Aloha Moe

le blog de Pellegrino_San.

Archive pour février 2011

Gemini Rue est un point-and-click développé par Joshua Nuernberger (étudiant a l’UCLA) et Wadjet Eye Games. Il est sorti le 24 février, et l’ayant tout juste fini je me permets de vous le présenter, même si le jeu a déjà fait un peu parler de lui dans le thread des consommateurs fous.

L’histoire prend place au 23 siècle, la colonisation de l’espace est bien entamée et Gemini Rue nous propose d’incarner deux personnages à tour de rôle : Azriel Odin, qui débarque sur la planète Barracus pour retrouver quelqu’un, et Delta-Six, patient amnésique enfermé dans un hôpital.

La première chose qui frape en lançant le jeu est le parti pris des développeurs concernant les graphismes. En effet, Gemini Rue joue la carte du old school en nous offrant du gros pixel qui tache, poussant le concept jusqu’à faire le menu, l’interface et le logo Widjet Eye Games de cette façon. Il suffit de se souvenir de l’apparence des jeux d’aventure du tout début des années 90 pour savoir ce à quoi ressemble le jeu, et je ne parle pas seulement des graphismes, mais aussi des animations qui sont elles aussi certifiées Atari ST. Bref, c’est moche mais c’est voulu. Pourquoi avoir choisi cette direction artistique, peut-être pour jouer la carte de la nostalgie, peut-être pour démarquer le jeu et faire original. En tout cas on adhère ou pas, et je pense que les joueurs ayant connu une certaine époque ne seront pas insensibles a l’identité graphique de Gemini Rue.

Niveau gameplay, ça reste en grande partie très classique avec les traditionnelles actions propre au genre (interagir, parler, inspecter), un inventaire et un PDA/GSM. Seule petite fantaisie, le jeu propose des phases de shoot durant lesquelles il faut choisir le bon coté d’où sortir de sa planque selon les tirs de nos assaillants pour à notre tour répliquer. Il y a aussi une petite jauge que l’on déclenche avec une touche et qui peut nous permettre de faire des headshots selon le timing. Cet aspect du jeu était totalement dispensable à mon sens, puisqu’il est dénué de tout intérêt ludique et scénaristique. A noter que le jeu est entièrement en anglais.

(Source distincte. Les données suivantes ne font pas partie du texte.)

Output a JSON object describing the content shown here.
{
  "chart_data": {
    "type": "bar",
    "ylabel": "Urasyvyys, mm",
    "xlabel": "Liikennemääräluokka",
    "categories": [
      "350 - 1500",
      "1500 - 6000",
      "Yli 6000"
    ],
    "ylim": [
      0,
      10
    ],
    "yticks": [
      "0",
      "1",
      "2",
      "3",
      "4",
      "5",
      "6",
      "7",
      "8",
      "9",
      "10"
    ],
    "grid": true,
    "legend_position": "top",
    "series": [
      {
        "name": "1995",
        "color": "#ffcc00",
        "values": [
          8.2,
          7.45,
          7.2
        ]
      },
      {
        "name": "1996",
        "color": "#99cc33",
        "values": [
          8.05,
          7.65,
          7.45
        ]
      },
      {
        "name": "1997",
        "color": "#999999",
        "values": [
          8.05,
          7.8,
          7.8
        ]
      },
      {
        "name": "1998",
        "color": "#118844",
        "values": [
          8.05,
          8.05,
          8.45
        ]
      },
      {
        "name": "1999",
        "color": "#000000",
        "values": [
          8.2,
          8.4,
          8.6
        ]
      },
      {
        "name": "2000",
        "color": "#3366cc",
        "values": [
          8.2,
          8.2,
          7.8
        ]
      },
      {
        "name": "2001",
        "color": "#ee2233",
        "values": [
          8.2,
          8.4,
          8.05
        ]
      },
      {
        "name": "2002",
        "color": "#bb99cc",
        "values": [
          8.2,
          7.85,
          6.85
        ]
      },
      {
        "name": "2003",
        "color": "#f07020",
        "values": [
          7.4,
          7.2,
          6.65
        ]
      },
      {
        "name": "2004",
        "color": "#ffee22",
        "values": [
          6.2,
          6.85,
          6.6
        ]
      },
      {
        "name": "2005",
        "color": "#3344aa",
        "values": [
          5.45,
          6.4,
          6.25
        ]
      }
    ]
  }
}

Mais le principal intérêt de Gemini Rue est pour moi son ambiance. Le jeu puise son inspiration dans le polar, et il faut reconnaitre que le mélange entre le film noir et le genre science-fiction est très plaisant. Le jeu m’a fait penser à pas mal de choses au cours de l’aventure, de Blade Runner à Flashback, en passant par L’armée des Douzes Singes et d’autres que je préfère ne pas citer pour ne pas gâcher l’expérience des joueurs qui souhaitent faire le jeu. J’adhère totalement à l’univers, mais il faut noter que je suis bon public dès que ça parle de galaxies lointaines, d’aliénation, et de portes automatiques du futur. La bande-son est elle aussi très bonne, contribuant à créer cette atmosphère particulière, tout en étant dans le ton des graphismes (j’ai trouvé un peu de Mass Effect dans certains morceaux d’ailleurs).

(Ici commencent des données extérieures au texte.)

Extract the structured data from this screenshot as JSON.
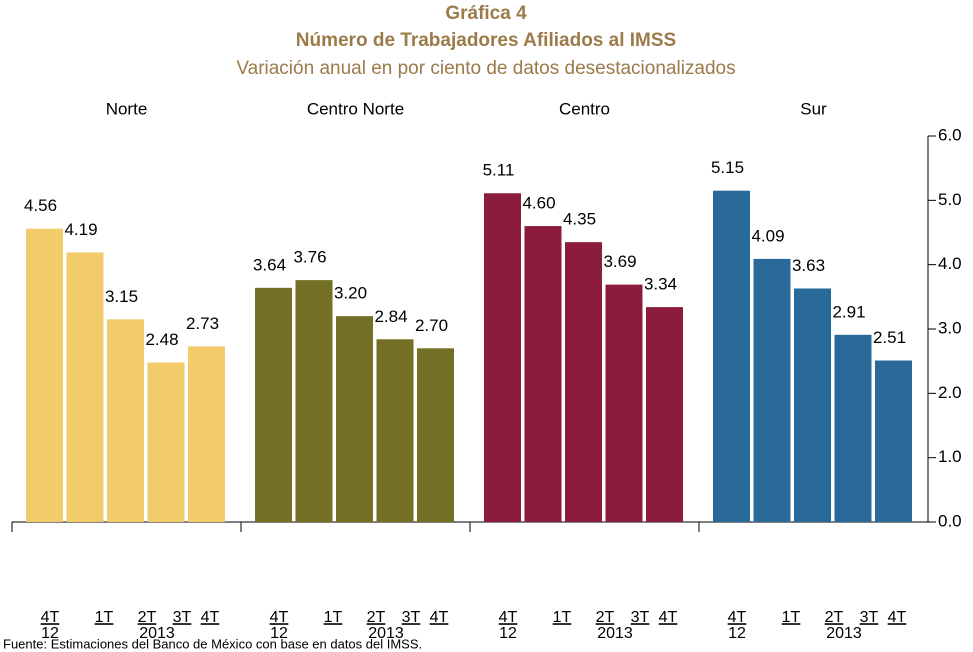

Le jeu n’est pas exempt de défauts, certes mineurs mais bien présents. Premièrement j’ai trouvé certaines phases de jeu franchement longues, cassant un peu le rythme que le jeu arrive parfois à avoir. Deuxièmement, les énigmes ne proposent que peu de challenges intellectuels, si bien que les seuls moments où j’ai peiné ont été plus à cause de la maniabilité qu’aux esprits pervers des développeurs. Assez dommage, j’aurais aimé quelque chose de plus dur.

Gemini Rue est disponible en version digitale à 13 euros environ sur le site du développeur, et une démo est disponible un peu partout (à 140 Mo le morceau, vous ne risquez pas grand chose). C’est peut-être un peu cher pour un jeu qui dispose certes d’une durée de vie honnête (à peu près 7 heures pour moi, en prenant mon temps) et d’une atmosphère particulière, mais qui risque fort de se faire pirater de manière significative. Je trouve assez étonnant de voir que ce jeu n’est pas disponible via Steam, je ne suis pas expert sur le marché du digital mais j’aurais pensé que la plate-forme de VALVe aurait été idéale pour faire connaitre ce petit jeu, lors d’offres promotionnelles par exemple.

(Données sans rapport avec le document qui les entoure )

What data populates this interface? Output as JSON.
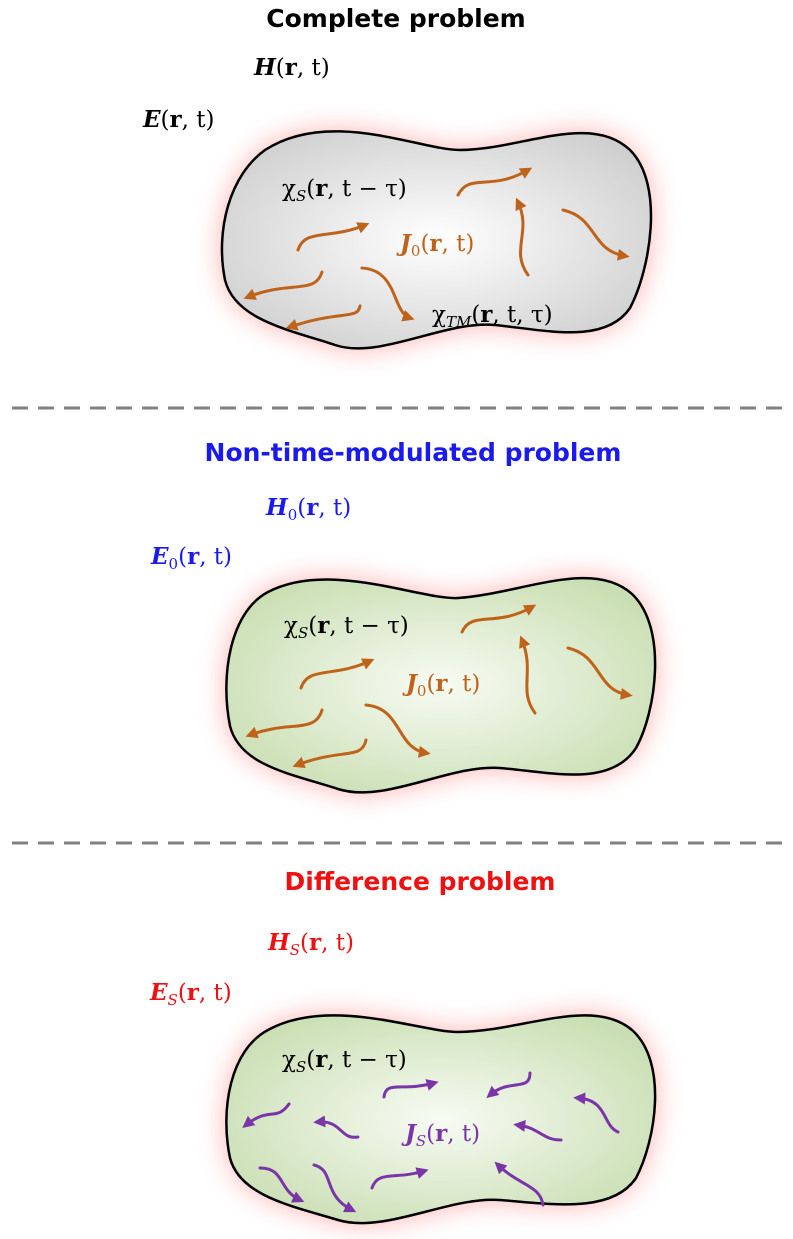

Au final, malgré le fait que Gemini Rue n’ait finalement rien de spécial en dehors de ses graphismes, et en dépit de ses quelques défauts, j’ai été réceptif à son ambiance singulière, mélange de science-fiction de de film noir. C’est donc une bonne surprise pour moi. Évidement, il ne faut pas être allergique au point-and-click, connaitre trois mots d’anglais et accepter la direction artistique du soft. Je ne peux que vous conseiller de télécharger la démo si les captures d’écran ne sont pas suffisantes pour vous décider à l’acheter.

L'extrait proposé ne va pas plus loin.